Paul Freund has lived on the same patch of land all his life and has spent nearly 50-years working the fields. It's rarely an easy experience, with all kinds of challenges. He says the current season is one of the tough ones.

With 1,000 acres under seed, growing corn, sorghum, and cotton this season has an ever-growing list of challenges. 

Farmers call them 'input charges:' the money they spend to grow the crops, and those expenses are growing. Diesel fuel is through the roof and fertilizer costs twice what it did a year ago.
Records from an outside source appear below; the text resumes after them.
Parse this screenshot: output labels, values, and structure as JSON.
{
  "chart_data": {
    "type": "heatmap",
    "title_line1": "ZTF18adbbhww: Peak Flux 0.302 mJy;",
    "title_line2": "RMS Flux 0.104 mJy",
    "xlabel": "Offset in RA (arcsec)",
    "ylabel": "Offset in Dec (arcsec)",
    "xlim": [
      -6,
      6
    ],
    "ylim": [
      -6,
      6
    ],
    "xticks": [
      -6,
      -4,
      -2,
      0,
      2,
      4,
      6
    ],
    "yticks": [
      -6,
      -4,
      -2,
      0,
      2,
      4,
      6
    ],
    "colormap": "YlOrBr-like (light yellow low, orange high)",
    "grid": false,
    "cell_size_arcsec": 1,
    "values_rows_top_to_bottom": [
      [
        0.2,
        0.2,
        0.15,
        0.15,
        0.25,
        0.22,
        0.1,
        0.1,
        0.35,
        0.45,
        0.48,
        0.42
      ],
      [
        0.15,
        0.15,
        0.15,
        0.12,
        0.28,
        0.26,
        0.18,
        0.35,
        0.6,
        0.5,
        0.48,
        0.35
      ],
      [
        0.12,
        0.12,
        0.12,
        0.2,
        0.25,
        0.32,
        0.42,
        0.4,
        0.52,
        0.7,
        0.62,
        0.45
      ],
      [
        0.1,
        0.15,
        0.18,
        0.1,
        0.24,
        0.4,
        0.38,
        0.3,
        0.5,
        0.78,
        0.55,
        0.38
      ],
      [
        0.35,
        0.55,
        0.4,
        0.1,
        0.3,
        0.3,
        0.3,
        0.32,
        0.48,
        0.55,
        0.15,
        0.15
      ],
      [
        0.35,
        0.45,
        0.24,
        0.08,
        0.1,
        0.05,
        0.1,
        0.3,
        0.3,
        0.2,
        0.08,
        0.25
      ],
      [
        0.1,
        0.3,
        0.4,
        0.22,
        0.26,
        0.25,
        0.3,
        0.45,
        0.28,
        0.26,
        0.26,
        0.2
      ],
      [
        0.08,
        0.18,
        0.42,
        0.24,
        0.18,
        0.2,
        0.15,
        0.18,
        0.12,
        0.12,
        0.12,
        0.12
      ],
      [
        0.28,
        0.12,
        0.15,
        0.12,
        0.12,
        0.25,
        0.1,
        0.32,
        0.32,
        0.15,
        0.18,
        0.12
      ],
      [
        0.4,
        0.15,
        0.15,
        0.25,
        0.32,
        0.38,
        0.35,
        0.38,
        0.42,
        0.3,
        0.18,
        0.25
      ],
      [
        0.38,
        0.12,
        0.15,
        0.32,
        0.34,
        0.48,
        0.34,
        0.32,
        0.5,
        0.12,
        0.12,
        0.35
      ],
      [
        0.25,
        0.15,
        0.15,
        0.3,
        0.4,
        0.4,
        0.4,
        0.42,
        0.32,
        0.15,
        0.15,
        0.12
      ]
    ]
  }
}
It all eats up the higher price that's being offered for their crops. 

"Paying the bills is going to be the issue, because of the high input costs, and the drought, so we're going to have way lower yields than normal," says Freund.


Jeff Nunley from the South Texas Cotton & Grain Association, represents farmers from Houston to down in the Rio Grande Valley. He says all of them are trying hard to weather a growing-season that is among the most difficult, with crops that aren't as healthy as they could be.

"This is going to be one of the most challenging."

The hard work is part of the deal on America's farms. But the high prices they face will ultimately be felt all the way to the dinner table. 

"Farmers are excited about the really high commodity prices right now, but the flip-side of that is that the expense side has gone up dramatically," says Nunley.


It's the kind of thing that Paul Freund thinks about all the time.

"Pretty well every day, 24/7."

Harvest begins in July, and depending on the crops, will last into August. 

Farmers expect the difficult season will leave them with about half-yield that a healthy season would have provided.